Krantz, senior Clare Byrne, sophomores Jomarys Santos Morales and Mia Kosensky and currently sidelined senior Katherine Tucker are the lone returnees from last year’s powerful postseason lineup. LTHS scored 138.275 at regionals to miss the six-team sectional team berth by 1.425 points. The Lions said goodbye to a great senior class and three individual state qualifiers (Emmy Bertucci, Dahlia Highland and Ava Hepokoski). However, two new all-arounders, junior Katherine Trolley and freshman Emily Martinez, have made immediate impacts.
The Lions opened with 133.20 points Nov. 26 to finish second at the Hornet Thanksgiving Invite to host Hinsdale South/Lemont co-op (135.35). Martinez (34.10) and Trolley (34.00) were second and third in all-around, just shy of the first-place 34.30. Senior Maggie Denja and freshman Kaitlyn Sullivan also made their varsity debuts at the invite.
“[I’m impressed by] our strong group of senior leaders. They’re really great. And then some new talent,” LTHS coach Brittany Milovanovic said. “Then just the level of everybody and having a lot of girls that are enthusiastic to learn new skills and really compete for those varsity spots.”

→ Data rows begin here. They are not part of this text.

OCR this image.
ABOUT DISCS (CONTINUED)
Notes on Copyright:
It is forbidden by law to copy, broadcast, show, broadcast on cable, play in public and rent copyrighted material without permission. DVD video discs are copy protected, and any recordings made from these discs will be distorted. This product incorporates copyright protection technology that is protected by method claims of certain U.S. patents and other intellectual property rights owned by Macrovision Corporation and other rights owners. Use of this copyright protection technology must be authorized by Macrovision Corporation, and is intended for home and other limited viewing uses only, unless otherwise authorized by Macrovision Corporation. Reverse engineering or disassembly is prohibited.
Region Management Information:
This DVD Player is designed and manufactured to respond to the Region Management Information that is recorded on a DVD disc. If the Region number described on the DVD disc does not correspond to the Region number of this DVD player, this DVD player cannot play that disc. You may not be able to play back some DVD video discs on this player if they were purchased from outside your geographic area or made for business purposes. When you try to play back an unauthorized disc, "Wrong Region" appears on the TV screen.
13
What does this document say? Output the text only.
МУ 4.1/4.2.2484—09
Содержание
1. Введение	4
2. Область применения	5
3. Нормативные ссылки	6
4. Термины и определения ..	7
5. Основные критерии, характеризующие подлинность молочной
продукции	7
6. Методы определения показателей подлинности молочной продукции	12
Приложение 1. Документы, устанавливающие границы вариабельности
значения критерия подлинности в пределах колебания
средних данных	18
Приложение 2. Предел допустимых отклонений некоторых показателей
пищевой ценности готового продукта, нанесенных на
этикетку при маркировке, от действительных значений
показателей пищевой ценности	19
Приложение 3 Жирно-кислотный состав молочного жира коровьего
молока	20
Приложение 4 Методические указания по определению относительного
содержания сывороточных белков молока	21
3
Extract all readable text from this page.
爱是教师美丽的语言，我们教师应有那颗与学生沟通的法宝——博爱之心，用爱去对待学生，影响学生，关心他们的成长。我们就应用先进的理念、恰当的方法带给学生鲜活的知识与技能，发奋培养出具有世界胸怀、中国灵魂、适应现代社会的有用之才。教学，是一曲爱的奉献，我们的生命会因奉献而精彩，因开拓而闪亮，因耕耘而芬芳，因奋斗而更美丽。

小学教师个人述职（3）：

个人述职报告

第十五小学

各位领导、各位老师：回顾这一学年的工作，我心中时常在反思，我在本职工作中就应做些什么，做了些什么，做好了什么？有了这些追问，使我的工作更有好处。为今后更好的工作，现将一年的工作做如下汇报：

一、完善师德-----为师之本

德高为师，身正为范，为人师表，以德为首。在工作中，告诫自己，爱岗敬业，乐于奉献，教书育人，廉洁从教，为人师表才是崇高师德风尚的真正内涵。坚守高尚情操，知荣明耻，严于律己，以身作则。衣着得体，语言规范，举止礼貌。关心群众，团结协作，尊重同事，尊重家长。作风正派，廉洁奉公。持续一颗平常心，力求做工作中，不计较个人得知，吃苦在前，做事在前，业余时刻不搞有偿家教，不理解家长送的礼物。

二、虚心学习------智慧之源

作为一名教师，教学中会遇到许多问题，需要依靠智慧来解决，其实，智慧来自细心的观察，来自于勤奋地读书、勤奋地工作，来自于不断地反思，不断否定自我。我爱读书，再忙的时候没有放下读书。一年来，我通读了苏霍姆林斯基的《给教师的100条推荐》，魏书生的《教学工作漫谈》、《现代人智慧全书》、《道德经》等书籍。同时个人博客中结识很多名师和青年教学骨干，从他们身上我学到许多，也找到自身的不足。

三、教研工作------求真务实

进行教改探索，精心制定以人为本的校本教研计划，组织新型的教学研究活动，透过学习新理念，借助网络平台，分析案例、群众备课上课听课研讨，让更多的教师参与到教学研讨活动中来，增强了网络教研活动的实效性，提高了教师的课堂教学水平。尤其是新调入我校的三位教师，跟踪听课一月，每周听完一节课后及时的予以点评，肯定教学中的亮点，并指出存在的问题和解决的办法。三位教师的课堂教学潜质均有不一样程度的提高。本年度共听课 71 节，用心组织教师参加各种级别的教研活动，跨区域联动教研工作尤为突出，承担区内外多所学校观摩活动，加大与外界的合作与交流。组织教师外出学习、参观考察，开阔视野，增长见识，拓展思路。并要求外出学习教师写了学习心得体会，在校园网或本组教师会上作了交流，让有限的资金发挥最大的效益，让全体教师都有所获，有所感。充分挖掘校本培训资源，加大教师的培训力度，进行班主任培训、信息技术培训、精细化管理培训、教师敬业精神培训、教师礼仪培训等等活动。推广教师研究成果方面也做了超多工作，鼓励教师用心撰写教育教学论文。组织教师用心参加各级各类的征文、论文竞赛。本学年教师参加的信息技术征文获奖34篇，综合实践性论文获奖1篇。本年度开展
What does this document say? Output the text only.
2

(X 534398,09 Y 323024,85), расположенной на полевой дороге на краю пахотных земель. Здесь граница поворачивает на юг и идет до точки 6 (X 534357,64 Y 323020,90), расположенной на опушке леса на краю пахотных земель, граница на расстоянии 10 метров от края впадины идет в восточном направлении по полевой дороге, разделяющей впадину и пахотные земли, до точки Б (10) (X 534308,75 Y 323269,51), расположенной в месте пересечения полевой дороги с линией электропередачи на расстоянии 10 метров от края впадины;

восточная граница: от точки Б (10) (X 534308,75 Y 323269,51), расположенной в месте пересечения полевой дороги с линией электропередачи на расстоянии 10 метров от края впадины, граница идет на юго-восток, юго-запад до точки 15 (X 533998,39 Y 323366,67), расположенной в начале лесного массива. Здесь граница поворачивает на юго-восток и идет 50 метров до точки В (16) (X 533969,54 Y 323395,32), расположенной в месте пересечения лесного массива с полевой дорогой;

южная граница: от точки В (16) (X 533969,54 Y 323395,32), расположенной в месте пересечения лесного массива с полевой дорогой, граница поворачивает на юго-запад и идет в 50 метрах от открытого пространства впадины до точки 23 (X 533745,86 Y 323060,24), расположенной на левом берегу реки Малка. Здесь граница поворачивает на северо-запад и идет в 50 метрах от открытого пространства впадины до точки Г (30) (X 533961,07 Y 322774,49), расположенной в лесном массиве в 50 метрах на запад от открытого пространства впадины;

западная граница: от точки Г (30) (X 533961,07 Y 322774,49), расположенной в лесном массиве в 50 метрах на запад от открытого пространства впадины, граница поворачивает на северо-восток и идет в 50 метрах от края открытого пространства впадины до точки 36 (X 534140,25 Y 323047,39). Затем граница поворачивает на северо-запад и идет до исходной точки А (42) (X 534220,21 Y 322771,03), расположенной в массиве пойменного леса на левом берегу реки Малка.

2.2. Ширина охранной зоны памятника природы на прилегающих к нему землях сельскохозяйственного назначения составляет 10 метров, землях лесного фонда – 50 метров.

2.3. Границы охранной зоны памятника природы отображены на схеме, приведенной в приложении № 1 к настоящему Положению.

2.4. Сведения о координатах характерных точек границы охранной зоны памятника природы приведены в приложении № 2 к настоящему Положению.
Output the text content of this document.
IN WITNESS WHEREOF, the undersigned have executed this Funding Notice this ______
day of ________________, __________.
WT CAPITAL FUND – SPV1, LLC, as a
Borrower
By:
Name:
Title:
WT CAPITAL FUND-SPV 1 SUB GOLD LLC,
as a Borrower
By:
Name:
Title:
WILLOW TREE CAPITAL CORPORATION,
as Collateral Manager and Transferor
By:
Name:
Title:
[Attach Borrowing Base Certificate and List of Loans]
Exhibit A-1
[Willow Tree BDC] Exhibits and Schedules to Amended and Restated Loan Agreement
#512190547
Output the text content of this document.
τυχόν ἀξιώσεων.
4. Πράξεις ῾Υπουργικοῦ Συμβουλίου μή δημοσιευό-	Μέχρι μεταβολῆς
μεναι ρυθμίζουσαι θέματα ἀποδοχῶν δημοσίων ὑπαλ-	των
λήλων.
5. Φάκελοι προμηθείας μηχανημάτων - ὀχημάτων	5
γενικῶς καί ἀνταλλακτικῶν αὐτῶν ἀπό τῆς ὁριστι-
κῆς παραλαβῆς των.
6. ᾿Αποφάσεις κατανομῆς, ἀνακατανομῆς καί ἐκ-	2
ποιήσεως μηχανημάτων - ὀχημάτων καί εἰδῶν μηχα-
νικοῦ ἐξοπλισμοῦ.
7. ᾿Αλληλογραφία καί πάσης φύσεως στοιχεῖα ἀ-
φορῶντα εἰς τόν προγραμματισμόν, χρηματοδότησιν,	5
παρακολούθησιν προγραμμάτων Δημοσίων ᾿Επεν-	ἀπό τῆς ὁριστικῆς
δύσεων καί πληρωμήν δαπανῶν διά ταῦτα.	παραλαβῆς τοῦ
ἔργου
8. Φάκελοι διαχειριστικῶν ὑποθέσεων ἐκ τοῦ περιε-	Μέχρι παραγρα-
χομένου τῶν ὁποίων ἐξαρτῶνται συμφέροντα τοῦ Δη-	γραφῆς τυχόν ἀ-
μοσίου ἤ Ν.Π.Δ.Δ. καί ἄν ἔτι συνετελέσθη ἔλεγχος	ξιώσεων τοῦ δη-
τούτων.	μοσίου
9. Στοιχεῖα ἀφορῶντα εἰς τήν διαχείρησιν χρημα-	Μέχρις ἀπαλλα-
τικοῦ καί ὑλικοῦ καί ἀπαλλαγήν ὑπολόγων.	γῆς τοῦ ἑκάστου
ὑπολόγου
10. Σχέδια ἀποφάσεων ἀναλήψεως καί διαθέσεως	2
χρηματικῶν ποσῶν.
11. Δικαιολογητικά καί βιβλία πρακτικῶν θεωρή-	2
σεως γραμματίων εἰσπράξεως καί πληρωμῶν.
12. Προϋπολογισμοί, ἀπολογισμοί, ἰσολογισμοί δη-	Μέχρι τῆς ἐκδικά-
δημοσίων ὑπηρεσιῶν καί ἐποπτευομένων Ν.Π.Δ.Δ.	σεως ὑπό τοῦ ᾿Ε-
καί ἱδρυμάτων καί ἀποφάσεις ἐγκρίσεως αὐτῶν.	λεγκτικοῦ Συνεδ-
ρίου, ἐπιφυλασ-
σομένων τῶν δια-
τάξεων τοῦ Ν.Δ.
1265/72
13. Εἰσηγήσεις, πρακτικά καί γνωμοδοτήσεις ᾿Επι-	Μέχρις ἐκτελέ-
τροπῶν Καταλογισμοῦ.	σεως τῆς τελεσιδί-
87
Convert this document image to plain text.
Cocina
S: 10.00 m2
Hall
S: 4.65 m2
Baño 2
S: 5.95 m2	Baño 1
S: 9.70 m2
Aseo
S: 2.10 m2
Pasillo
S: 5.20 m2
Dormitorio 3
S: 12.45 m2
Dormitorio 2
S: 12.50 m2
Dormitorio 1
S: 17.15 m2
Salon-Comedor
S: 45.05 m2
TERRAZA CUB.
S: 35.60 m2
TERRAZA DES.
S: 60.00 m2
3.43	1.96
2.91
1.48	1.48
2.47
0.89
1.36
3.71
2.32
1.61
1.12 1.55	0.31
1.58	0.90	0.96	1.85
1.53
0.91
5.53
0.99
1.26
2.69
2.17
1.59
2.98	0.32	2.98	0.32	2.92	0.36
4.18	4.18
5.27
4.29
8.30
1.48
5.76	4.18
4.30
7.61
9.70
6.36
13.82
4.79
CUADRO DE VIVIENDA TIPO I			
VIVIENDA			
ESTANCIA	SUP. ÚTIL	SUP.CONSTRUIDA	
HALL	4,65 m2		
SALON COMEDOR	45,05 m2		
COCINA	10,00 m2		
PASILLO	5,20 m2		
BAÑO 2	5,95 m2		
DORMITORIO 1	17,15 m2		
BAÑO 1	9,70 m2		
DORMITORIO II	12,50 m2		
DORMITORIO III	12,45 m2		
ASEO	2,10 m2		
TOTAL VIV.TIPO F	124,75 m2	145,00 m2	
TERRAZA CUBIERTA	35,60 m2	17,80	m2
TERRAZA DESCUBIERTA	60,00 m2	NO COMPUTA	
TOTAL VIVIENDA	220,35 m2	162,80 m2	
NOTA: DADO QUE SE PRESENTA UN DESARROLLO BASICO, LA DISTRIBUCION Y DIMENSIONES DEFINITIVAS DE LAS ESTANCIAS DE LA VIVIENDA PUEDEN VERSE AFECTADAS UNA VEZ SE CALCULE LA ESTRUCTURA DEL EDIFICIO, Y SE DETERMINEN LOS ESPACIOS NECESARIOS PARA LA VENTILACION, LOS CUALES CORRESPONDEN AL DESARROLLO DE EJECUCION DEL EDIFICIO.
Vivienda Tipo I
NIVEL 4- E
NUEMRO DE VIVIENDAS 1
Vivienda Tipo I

Martinez also was second on vault (9.1), fifth on floor (8.7) and tied for eighth on uneven bars (8.1). Trolley also was fourth on beam (8.95), fifth on uneven bars (8.3) and tied for 10th on floor (8.45). Krantz was fourth on the uneven bars (8.35) and tied for 11th on beam (8.3) and Kosensky tied for eighth on vault (8.6).
Krantz hardly had a transition from reaching her first 16-diver state finals, Nov. 15 after being a state preliminary qualifier the previous two seasons. She took 15th (419.95 points for 11 dives).
“The past two years I’ve really wanted to make state, day two. I was a little worried that certain dives would not go well but it all went well, I made it and I was so happy,” she said. “It’s honestly not that hard (to transition). I’ve been doing it for two years. I go straight to gymnastics. I’m really no different.”
Krantz was a sectional qualifier in all-around and all four events as a freshman as the Lions won their first regional since 2015. After being sidelined last season since late December, she received medical clearance two days before regionals and advanced on uneven bars (8.775).
Could she make another comeback? At the team scrimmage Nov. 21, she earned a 9.0 on uneven bars from an IHSA judge even with a conservative routine.
“Brynn being Brynn she was able to pull out a beautiful routine,” Milovanovic said. “It’s supposed to be a small, quick surgery so [her return] just depends on the how it will fall with the postseason. [If not] she’s so encouraging to everybody. She’s a great leader. She helps me, knows what I need constantly and she’s always willing to help.”